In 397 C.E., Augustine wrote to Profuturus, his friend and fellow bishop. Evidently Profuturus had inquired after his health, to which Augustine replied:
… I am confined to bed. I can neither walk, nor stand, nor sit, because of the pain and swelling of a boil or tumor. But even in such a case, since it is the will of the Lord, what else can I say than that I am well?... Pray for me, that I may not waste my days through want of self-control, and that I may bear my nights with patience: pray that, though I walk in the midst of the shadow of death, the Lord may so be with me that I shall fear no evil.
Elsewhere, in his Confessions, Augustine notes we cannot know the use of every earthly creature in God’s plan for the planet, which could apply to pathogens as well as mosquitoes. And yet bodily suffering remains troubling to faith, which is why Augustine asks for prayers to ensure he does not come to fear evil—that is, to fall under the persuasion of the shadow though the light is all around. Knowing this risk, Augustine reaches in two directions: to God, and to his friend.
There is wisdom in such outreach. Where can we find the goodness of God in circumstances like these, when so many people are suffering and many more are at risk? Of course we pray, but in allowing the fear of disease and death to lead us into hostility and isolation, we lose the opportunity to see the goodness of God in others, where it always resides.

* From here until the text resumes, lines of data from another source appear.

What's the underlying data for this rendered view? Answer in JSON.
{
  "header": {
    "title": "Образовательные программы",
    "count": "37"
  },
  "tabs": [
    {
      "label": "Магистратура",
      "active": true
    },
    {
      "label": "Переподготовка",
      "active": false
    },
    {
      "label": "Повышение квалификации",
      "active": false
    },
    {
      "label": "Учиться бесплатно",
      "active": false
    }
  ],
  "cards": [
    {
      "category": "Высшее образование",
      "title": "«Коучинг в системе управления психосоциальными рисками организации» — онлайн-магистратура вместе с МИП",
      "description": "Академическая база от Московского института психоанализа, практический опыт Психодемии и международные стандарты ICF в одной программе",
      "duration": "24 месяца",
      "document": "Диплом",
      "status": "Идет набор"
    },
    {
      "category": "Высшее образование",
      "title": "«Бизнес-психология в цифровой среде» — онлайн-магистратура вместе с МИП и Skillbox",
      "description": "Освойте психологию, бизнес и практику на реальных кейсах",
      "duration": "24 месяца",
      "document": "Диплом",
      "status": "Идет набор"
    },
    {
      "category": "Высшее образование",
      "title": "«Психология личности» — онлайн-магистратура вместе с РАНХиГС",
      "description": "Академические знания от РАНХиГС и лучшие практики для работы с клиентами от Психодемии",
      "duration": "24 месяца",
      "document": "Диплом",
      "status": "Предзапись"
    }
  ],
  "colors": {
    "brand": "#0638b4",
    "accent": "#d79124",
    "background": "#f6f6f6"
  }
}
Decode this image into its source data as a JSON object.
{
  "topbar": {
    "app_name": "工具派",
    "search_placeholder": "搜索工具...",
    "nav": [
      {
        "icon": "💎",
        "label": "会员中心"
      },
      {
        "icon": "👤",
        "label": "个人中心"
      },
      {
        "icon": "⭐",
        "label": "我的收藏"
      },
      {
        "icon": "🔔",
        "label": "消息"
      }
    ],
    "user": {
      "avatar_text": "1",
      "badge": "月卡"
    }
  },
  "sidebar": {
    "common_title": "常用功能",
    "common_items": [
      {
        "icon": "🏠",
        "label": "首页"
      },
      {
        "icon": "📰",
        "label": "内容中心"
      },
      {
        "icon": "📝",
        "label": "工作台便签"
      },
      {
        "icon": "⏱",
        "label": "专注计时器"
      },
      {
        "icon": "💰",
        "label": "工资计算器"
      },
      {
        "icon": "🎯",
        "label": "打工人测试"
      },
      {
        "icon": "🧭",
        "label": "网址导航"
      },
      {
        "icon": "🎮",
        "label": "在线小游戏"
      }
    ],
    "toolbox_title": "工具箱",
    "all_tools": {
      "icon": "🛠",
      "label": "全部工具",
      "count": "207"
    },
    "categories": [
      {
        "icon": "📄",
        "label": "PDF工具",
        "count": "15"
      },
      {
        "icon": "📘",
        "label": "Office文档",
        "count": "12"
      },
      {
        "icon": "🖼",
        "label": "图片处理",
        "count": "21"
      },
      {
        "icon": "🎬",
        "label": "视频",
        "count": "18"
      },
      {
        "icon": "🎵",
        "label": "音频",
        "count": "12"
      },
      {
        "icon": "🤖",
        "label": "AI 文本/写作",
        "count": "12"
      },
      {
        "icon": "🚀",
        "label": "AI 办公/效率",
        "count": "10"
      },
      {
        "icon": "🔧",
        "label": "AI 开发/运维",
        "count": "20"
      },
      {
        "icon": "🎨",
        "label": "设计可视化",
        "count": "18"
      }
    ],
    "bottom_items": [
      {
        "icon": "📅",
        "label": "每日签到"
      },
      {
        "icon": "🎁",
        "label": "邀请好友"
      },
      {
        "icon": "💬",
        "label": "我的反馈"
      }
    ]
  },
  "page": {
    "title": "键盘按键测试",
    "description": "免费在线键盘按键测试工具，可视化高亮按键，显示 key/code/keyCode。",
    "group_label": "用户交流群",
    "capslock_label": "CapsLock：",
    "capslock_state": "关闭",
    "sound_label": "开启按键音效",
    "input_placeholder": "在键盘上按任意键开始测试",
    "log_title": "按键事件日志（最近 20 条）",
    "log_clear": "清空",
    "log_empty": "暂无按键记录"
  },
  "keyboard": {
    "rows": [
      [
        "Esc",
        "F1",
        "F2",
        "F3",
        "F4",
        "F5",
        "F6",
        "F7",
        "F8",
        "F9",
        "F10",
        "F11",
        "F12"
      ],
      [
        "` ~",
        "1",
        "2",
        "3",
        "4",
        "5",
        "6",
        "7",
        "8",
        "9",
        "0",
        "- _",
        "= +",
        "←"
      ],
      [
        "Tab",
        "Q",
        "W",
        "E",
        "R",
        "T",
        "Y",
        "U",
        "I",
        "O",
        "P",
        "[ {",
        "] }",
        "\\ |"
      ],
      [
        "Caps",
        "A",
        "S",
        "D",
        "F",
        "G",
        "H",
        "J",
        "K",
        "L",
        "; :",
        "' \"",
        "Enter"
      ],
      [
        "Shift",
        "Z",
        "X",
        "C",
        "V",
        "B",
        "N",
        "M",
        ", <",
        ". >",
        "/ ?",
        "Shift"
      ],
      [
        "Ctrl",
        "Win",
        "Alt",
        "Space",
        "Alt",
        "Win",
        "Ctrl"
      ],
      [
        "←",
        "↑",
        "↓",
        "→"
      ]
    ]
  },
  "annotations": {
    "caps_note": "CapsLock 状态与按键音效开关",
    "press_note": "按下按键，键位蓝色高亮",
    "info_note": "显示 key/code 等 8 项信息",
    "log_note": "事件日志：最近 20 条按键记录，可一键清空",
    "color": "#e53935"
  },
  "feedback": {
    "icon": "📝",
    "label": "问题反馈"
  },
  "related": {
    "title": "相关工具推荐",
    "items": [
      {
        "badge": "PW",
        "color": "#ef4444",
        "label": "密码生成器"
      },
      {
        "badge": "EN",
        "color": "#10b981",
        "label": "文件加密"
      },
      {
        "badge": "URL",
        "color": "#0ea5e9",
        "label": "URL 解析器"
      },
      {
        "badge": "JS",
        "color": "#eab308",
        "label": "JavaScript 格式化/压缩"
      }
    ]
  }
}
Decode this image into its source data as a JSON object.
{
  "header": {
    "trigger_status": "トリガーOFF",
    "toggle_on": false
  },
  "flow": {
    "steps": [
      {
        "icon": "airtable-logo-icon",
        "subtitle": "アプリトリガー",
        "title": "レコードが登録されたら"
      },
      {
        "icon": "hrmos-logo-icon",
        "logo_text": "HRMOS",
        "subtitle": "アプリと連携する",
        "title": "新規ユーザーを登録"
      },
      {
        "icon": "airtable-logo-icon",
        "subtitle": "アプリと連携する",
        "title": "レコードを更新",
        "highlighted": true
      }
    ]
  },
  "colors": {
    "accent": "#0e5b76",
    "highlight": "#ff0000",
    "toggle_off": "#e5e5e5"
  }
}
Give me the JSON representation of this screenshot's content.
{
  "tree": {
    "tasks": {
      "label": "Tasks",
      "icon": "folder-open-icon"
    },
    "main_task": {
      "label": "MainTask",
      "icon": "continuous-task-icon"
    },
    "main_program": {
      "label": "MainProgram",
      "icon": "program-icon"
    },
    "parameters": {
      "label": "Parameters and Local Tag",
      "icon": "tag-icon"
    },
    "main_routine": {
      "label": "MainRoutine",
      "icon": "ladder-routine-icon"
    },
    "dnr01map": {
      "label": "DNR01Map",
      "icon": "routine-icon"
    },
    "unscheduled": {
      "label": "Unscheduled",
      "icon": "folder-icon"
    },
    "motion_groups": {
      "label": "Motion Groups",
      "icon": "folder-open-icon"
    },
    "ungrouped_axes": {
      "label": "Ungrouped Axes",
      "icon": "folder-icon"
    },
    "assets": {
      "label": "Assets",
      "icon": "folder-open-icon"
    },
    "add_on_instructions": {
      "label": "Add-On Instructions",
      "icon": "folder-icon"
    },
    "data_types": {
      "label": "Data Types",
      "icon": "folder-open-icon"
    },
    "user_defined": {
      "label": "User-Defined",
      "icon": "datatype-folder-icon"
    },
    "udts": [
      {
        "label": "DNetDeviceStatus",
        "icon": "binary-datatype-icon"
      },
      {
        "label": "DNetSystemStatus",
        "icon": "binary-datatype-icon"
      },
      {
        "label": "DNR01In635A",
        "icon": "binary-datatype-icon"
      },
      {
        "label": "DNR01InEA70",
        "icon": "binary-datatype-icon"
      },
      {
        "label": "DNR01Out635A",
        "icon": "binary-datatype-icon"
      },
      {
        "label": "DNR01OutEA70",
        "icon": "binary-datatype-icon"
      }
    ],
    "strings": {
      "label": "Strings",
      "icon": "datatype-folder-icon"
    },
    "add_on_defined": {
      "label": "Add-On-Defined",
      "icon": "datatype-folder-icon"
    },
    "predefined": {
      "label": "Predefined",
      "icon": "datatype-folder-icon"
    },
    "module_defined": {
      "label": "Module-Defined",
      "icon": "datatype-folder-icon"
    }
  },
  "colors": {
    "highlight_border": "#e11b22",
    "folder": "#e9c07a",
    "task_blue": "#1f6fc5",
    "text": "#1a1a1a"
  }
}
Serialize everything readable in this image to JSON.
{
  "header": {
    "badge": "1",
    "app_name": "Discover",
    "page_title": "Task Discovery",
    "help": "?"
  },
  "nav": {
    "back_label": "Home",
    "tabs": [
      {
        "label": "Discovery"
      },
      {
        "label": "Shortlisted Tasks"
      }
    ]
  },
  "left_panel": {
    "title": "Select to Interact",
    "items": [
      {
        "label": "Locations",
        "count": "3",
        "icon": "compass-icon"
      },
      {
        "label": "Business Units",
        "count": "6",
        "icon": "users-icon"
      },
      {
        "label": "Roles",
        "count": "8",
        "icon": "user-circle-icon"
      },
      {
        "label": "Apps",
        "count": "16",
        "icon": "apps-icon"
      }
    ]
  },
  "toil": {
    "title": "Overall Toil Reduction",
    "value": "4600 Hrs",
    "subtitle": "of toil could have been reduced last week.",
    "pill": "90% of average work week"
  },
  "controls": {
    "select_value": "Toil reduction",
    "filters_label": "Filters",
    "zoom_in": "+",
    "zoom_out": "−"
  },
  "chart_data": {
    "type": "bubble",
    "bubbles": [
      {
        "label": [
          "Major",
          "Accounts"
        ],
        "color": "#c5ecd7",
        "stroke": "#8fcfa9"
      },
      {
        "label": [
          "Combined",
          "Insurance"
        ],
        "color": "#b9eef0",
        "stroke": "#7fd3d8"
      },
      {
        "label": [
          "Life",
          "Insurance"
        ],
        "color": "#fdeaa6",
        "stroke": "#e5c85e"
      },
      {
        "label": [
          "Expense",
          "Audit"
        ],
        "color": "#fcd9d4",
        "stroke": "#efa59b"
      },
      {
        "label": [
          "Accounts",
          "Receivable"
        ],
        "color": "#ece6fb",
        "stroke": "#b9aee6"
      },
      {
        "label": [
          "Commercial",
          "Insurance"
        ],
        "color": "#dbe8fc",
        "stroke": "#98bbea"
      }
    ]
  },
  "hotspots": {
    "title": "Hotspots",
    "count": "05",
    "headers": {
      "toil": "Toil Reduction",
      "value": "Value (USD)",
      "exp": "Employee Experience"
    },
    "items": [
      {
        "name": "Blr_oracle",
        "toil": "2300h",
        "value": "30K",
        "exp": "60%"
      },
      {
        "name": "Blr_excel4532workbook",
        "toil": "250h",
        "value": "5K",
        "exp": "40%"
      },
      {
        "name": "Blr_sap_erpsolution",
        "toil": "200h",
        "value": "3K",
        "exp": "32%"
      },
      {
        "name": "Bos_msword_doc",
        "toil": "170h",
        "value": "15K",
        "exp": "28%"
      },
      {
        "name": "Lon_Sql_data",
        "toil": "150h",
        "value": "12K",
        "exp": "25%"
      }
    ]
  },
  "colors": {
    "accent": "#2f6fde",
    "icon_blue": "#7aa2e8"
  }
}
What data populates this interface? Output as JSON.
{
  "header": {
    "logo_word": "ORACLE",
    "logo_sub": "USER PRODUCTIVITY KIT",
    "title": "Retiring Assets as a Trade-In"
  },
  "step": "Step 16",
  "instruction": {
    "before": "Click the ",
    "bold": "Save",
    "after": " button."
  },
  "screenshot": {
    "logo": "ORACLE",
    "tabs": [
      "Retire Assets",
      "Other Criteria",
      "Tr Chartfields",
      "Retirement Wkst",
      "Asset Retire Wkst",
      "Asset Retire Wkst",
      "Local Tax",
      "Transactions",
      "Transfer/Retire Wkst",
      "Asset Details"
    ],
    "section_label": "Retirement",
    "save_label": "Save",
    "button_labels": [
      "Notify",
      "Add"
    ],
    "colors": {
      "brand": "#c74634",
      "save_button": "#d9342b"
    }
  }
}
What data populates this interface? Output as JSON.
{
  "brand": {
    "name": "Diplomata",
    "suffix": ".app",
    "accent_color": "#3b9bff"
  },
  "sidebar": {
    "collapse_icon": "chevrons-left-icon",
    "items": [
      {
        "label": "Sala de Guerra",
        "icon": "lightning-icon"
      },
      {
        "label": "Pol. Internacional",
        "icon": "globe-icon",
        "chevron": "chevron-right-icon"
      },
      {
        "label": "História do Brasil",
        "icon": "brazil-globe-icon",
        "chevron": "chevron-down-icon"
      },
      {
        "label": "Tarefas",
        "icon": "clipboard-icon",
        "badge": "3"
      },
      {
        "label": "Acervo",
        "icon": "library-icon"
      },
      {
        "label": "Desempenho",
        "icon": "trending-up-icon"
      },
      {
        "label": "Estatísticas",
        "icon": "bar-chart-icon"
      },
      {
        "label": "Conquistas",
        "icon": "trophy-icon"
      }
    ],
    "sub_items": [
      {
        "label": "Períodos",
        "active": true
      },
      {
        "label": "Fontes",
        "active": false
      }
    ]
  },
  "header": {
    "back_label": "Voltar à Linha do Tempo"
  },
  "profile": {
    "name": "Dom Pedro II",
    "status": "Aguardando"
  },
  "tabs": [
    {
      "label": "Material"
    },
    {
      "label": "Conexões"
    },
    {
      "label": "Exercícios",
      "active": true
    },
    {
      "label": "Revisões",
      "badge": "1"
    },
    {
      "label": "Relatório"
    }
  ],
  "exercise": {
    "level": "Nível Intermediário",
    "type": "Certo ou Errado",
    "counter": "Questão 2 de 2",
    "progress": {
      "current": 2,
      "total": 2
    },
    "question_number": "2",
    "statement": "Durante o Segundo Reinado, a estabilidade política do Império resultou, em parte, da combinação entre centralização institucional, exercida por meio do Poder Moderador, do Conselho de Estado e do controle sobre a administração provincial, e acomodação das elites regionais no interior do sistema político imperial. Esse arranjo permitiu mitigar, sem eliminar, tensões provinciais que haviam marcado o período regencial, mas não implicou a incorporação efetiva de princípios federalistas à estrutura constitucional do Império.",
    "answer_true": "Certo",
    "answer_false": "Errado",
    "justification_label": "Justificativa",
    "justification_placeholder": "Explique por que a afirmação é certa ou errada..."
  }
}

Because Ebola is invisible and foreign, its spread arouses the worst impulses of fear and loathing. While it’s excellent to see coverage of Dallas nurse Nina Pham as more than a potential vector for disease, it’s also notable that deceased patient Thomas Eric Duncan, a black Liberian national, received much less in the way of sympathy, and much more in the way of hostility. As demands to seal the U.S. border—including either a reduction or cessation in aid operations—strengthen in response to the development of cases among Americans, keeping in mind the inherent value and dignity of others seems harder and harder. Those very far from us and very different from us are already at a disadvantage when it comes to the extension of charity, but now more than ever those idle prejudices have the potential to intensify and do extraordinary damage. The shadow of death thrives on fear.
Meanwhile, survivors of the Ebola virus in Liberia are now using their hard-earned immunity to care for and comfort current patients. In the States, the blood of survivor Dr. Kent Brantly is being used to treat Nina Pham. In all of these cases, suffering has opened the way to self-giving, sometimes in the most literal sense. In the goodness of others, we can glimpse the goodness of God. As a community, we have the opportunity to offer our goodness up in the form of our calm and our prayers, our contributions to charities actively helping the sick, and in our responsible stewardship of our own health.
If there were a definitive, immediately satisfying theological answer to the problem of suffering, every person on earth would know it, because we’ve all had occasions on which to demand it. But I don’t have an answer like that, something straightforward and simple that soothes pain and settles fear. Instead I look for the goodness of God in those around me, the heroic and the ordinary; I pray, but I also reach for the goodness of God in people suffering near and far, in everyone, in you.